French citizens’ climate convention proposes 110 speed limit
The French Citizens’ Climate Convention has presented 150 proposals to the Minister for Ecological and Solidarity Transition, Elisabeth Borne. Among them, a speed limit of 110 km/hour on highways, which is a sensitive matter in France. Their aim is to reduce greenhouse gas emissions by 40% by 2030.
The convention is made up of 150 citizens drawn by lot, aged between 16 and 80, from all regions of France. It was an idea of French President Emmanuel Macron to try to respond to the ‘gilets jaunes’ crisis. He will have to provide an “initial response” to the 150 citizens on 29 June.
It remains to be seen what measures the French government will adopt. The financing of the measures is the least completed point of their work.
Nevertheless, they have adopted a synthesis comprising 78 possibilities. From an ecological tax on wealth to the reinforcement of the tax on financial transactions, among the most supported orientations.
The car, which is responsible for more than half of all transport emissions in France, is the subject of quite a few proposals in the report. A kilometer allowance and a ban on city centers for the most emitting vehicles, for example.
Another proposal is to reduce the speed on highways from 130 to 110 km/hour, a shocking measure for a large number of French people. This would reduce emissions, save fuel, and reduce fatalities. Speeds on regional roads have already been reduced to 80 km/hour, a measure that was met with fierce opposition.
Cleaner vehicle fleet
New legislation should enable the transition to a cleaner vehicle fleet. The convention proposes, among other things, to ban sales of new high-emitting vehicles (more than 110 g of CO₂/km) from 2025.
Interest-free loans for the purchase of a clean vehicle should make it easier to buy them. In addition, they want to increase the bonuses for low-polluting vehicles, while “very strongly” reinforcing the penalties for those who pollute.
Bikes, trains, and planes
Apart from the car, the citizens’ convention makes many other proposals concerning mobility. For example, they want to increase the bicycle fund from 50 to 200 million euros per year to finance cycle paths. They also propose to limit travel by employees and civil servants, by introducing one day of teleworking per week.
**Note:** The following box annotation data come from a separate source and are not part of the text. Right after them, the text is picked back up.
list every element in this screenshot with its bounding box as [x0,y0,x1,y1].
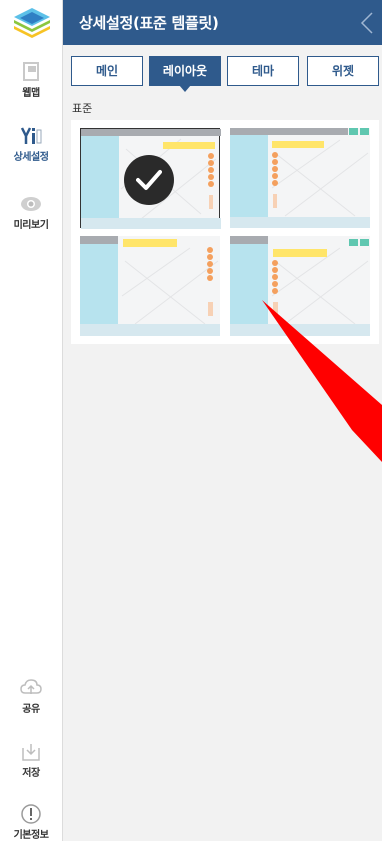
layout-preview-3 [80,236,220,336]
detail-settings-icon [20,127,42,144]
share-cloud-icon [20,679,42,694]
rail-item-preview[interactable]: 미리보기 [0,194,62,231]
preview-eye-icon [21,197,41,211]
settings-tabs: 메인 레이아웃 테마 위젯 [71,56,379,92]
rail-label-basic-info: 기본정보 [13,830,49,841]
rail-label-save: 저장 [22,768,40,779]
collapse-chevron-left-icon[interactable] [360,11,374,35]
webmap-icon [23,62,39,81]
rail-label-preview: 미리보기 [13,220,49,231]
layout-thumbnail-3[interactable] [80,236,220,336]
tab-main[interactable]: 메인 [71,56,143,86]
section-label-standard: 표준 [72,102,93,115]
rail-label-detail-settings: 상세설정 [13,152,49,163]
layout-gallery [71,120,379,344]
layout-thumbnail-4[interactable] [230,236,370,336]
rail-item-webmap[interactable]: 웹맵 [0,62,62,99]
layout-thumbnail-1[interactable] [80,128,221,229]
layout-preview-4 [230,236,370,336]
rail-item-save[interactable]: 저장 [0,742,62,779]
rail-label-webmap: 웹맵 [22,88,40,99]
layout-preview-2 [230,128,370,228]
left-rail: 웹맵 상세설정 미리보기 공유 저장 기본정보 [0,0,63,841]
rail-item-basic-info[interactable]: 기본정보 [0,804,62,841]
info-icon [21,804,41,824]
save-icon [22,744,40,761]
panel-header: 상세설정(표준 템플릿) [63,0,382,45]
app-logo-icon [14,8,50,38]
selected-checkmark-icon [124,155,174,205]
tab-widget[interactable]: 위젯 [307,56,379,86]
rail-item-share[interactable]: 공유 [0,678,62,715]
rail-label-share: 공유 [22,704,40,715]
settings-panel: 상세설정(표준 템플릿) 메인 레이아웃 테마 위젯 표준 [63,0,382,841]
panel-title: 상세설정(표준 템플릿) [79,14,219,32]
layout-thumbnail-2[interactable] [230,128,370,228]
tab-theme[interactable]: 테마 [227,56,299,86]
rail-item-detail-settings[interactable]: 상세설정 [0,126,62,163]
tab-layout[interactable]: 레이아웃 [149,56,221,92]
To increase train use, VAT on tickets should be reduced from 10% to 5,5%. Massive investment in infrastructure and a shift from truck to rail or inland waterway transport.
Finally, they wish to limit the “harmful effects” of air transport. Between now and 2025, they want to gradually phase out domestic flights on routes where “there is a low-carbon alternative that is satisfactory in terms of price and time”.
A moratorium on the construction of new airports and the extension of existing ones by strengthening the French aviation eco-contribution should discourage air travel.
Many measures not related to mobility have also been included in the report. The convention also wants to significantly limit energy consumption in public, private, and industrial places. With the obligation to comprehensively renovate buildings by 2040, for example, or the banning of heated terraces.
On the energy side, it is proposed to encourage the participation of citizens, businesses, associations, and local authorities in renewable energy projects, as well as the development of self-consumption.
Environmental education and the fight against the artificialisation of soils are also proposed. The idea of reducing working hours from 35 to 28 hours was rejected.
Food is no exception to the proposed measures, with the reduction in meat consumption, in addition to more organic farming. They also want to eliminate overfishing and develop environmentally friendly and rational aquaculture farms.
Three key measures are to be proposed to the French people in a referendum: the amendment of the preamble and article 1 of the Constitution to include consideration for the environment, the introduction into French law of the crime of “ecocide” and the speed limit on highways.